Highland pipers and pipe band drummers owe so much to . . . sheep. And it’s high time we thanked them.
The bag: nothing beats a natural sheepskin under the oxter (or so say the purists, traditionalists, superstitious, discerning or paranoid; take your pick). Flocks of pipe bags go in and out of makers such as Begg and Bowes, and even support a rather smelly fellsmongering industry in China.
The tunes: “Shepherd’s Crook,” “Ca’ the Ewes,” and “The Ewe wi’ the Crookit Horn” (not really about sheep at all, but the inspiration’s there). We used to commemorate sheep in one way or another, but we’ve been quiet recently. Call it a silence of the lambs. Here’s a call to the Armstrongs, Sauls and Greys of the world to pay homage to these blissfully ignorant creatures that make the ultimate sacrifice for the benefit of all of us.

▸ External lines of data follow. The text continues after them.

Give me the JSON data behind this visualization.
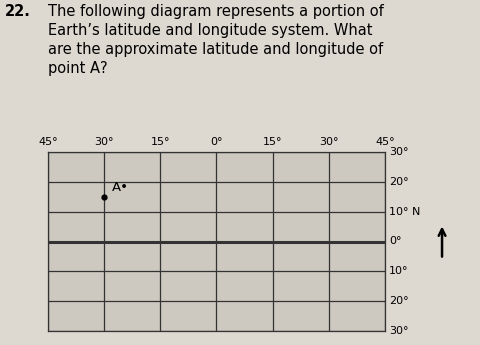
{
  "title_number": "22.",
  "title_text": "The following diagram represents a portion of\nEarth’s latitude and longitude system. What\nare the approximate latitude and longitude of\npoint A?",
  "title_fontsize": 10.5,
  "background_color": "#ddd8d0",
  "grid_color": "#333333",
  "grid_linewidth": 0.9,
  "equator_linewidth": 2.2,
  "lon_labels": [
    "45°",
    "30°",
    "15°",
    "0°",
    "15°",
    "30°",
    "45°"
  ],
  "lon_values": [
    -45,
    -30,
    -15,
    0,
    15,
    30,
    45
  ],
  "lat_labels": [
    "30°",
    "20°",
    "10° N",
    "0°",
    "10°",
    "20°",
    "30°"
  ],
  "lat_values": [
    30,
    20,
    10,
    0,
    -10,
    -20,
    -30
  ],
  "point_A_lon": -30,
  "point_A_lat": 15,
  "point_fontsize": 9.5,
  "grid_bg": "#cdc8c0",
  "lon_min": -45,
  "lon_max": 45,
  "lat_min": -30,
  "lat_max": 30
}
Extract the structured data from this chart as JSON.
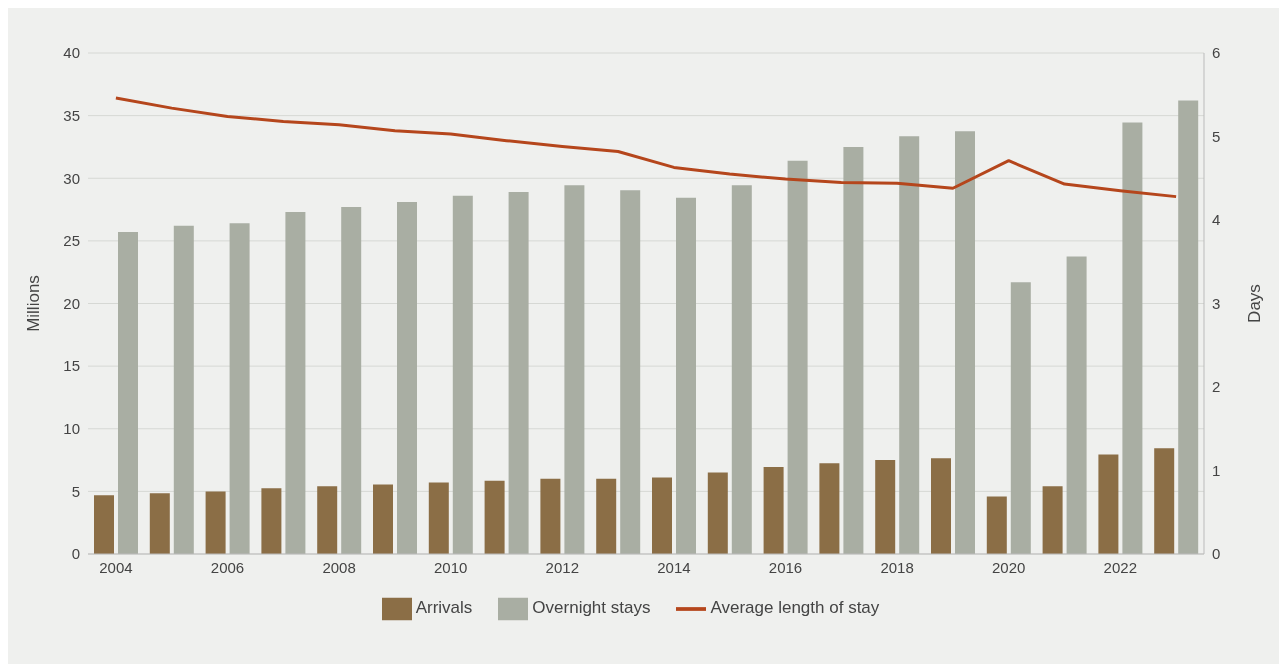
{
  "chart_data": {
    "type": "bar",
    "categories": [
      "2004",
      null,
      "2006",
      null,
      "2008",
      null,
      "2010",
      null,
      "2012",
      null,
      "2014",
      null,
      "2016",
      null,
      "2018",
      null,
      "2020",
      null,
      "2022",
      null
    ],
    "series": [
      {
        "name": "Arrivals",
        "color": "#8b6e46",
        "values": [
          4.7,
          4.85,
          5.0,
          5.25,
          5.4,
          5.55,
          5.7,
          5.85,
          6.0,
          6.0,
          6.1,
          6.5,
          6.95,
          7.25,
          7.5,
          7.65,
          4.6,
          5.4,
          7.95,
          8.45
        ]
      },
      {
        "name": "Overnight stays",
        "color": "#a9aea3",
        "values": [
          25.7,
          26.2,
          26.4,
          27.3,
          27.7,
          28.1,
          28.6,
          28.9,
          29.45,
          29.05,
          28.45,
          29.45,
          31.4,
          32.5,
          33.35,
          33.75,
          21.7,
          23.75,
          34.45,
          36.2
        ]
      },
      {
        "name": "Average length of stay",
        "type": "line",
        "axis": "y2",
        "color": "#b5461c",
        "values": [
          5.46,
          5.34,
          5.24,
          5.18,
          5.14,
          5.07,
          5.03,
          4.95,
          4.88,
          4.82,
          4.63,
          4.55,
          4.49,
          4.45,
          4.44,
          4.38,
          4.71,
          4.43,
          4.35,
          4.28
        ]
      }
    ],
    "ylabel": "Millions",
    "y2label": "Days",
    "ylim": [
      0,
      40
    ],
    "yticks": [
      0,
      5,
      10,
      15,
      20,
      25,
      30,
      35,
      40
    ],
    "y2lim": [
      0,
      6
    ],
    "y2ticks": [
      0,
      1,
      2,
      3,
      4,
      5,
      6
    ],
    "grid": "y",
    "legend": "bottom",
    "marker": "none"
  }
}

Seasoning: did you know that Airtight Seasoning is made of mostly lanolin? What’s lanolin, you might ask? It’s a by-product of sheep and, strangely or obviously, depending on your perspective, absorbs moisture . . . or something . . . making it a perfect ingredient for soaking up slavers. Sheep stand out there in the rain, seemingly impervious to a soaking. It only makes sense that this animal, which does not demand an Inverness cape, should contain a substance that makes getting wet tolerable.

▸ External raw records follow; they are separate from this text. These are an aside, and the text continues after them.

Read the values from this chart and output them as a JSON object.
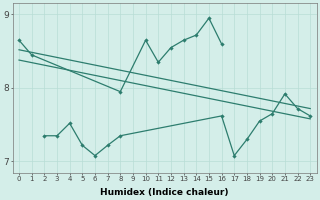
{
  "xlabel": "Humidex (Indice chaleur)",
  "bg_color": "#d4eee9",
  "line_color": "#2d7d6e",
  "grid_color": "#b8ddd6",
  "xlim": [
    -0.5,
    23.5
  ],
  "ylim": [
    6.85,
    9.15
  ],
  "yticks": [
    7,
    8,
    9
  ],
  "xticks": [
    0,
    1,
    2,
    3,
    4,
    5,
    6,
    7,
    8,
    9,
    10,
    11,
    12,
    13,
    14,
    15,
    16,
    17,
    18,
    19,
    20,
    21,
    22,
    23
  ],
  "line1_x": [
    0,
    1,
    8,
    10,
    11,
    12,
    13,
    14,
    15,
    16
  ],
  "line1_y": [
    8.65,
    8.45,
    7.95,
    8.65,
    8.35,
    8.55,
    8.65,
    8.72,
    8.95,
    8.6
  ],
  "trend1_x": [
    0,
    23
  ],
  "trend1_y": [
    8.52,
    7.72
  ],
  "trend2_x": [
    0,
    23
  ],
  "trend2_y": [
    8.38,
    7.58
  ],
  "line4_x": [
    2,
    3,
    4,
    5,
    6,
    7,
    8,
    16,
    17,
    18,
    19,
    20,
    21,
    22,
    23
  ],
  "line4_y": [
    7.35,
    7.35,
    7.52,
    7.22,
    7.08,
    7.22,
    7.35,
    7.62,
    7.08,
    7.3,
    7.55,
    7.65,
    7.92,
    7.72,
    7.62
  ]
}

Drum skins: okay, so these are no longer made from super-stretched sheepskin, but they used to be. The poor old sheep made original pipe band drumming possible, and some purists (see pipe bag above) pine for the days of rope-tensioned drums with true “skins.”
The 20 pounds of wool we must wear: Pipers and drummers, unless they come from Brittany or Pakistan, in order to compete are almost always required to don a garment from head-to-toe made from the hair of at least a small family of sheep. This is a reasonable idea when lowing a lament in the horizontal rain in the north of Scotland, but quite absurd in 40-degree heat in July in Chicago or February in Sydney. All the same, thank you, sheep, for making us so colourfully uncomfortable.
Powder Horns: Donald Cameron famously had one, and the late, great John D. Burgess acquired and jauntily sported it, only after Donald MacLeod memorialized it in one of the greatest jigs ever written.
Trophies: some of the world’s greatest piping trophies are designed somewhat bizarrely using the curly horn of a ram that ended up mutton. The overall trophy at the Glenfiddich Invitational – perhaps the biggest award in the solo piping world – is an award for the horny, who are of course turned on by piping perfection.
Haggis: let’s not forget this staple of the serious piper and drummer’s diet. While it’s completely acceptable for regular people to consume putrid hotdogs and bio-engineered Chicken McNuggets, the mere mention of “haggis” sends punters into mock-convulsive retching, even though it’s made from all-organic innards and oats wrapped in an ex-sheep’s stomach.
So let’s all say, Thank you, sheep! You make our art all the more interesting and notorious.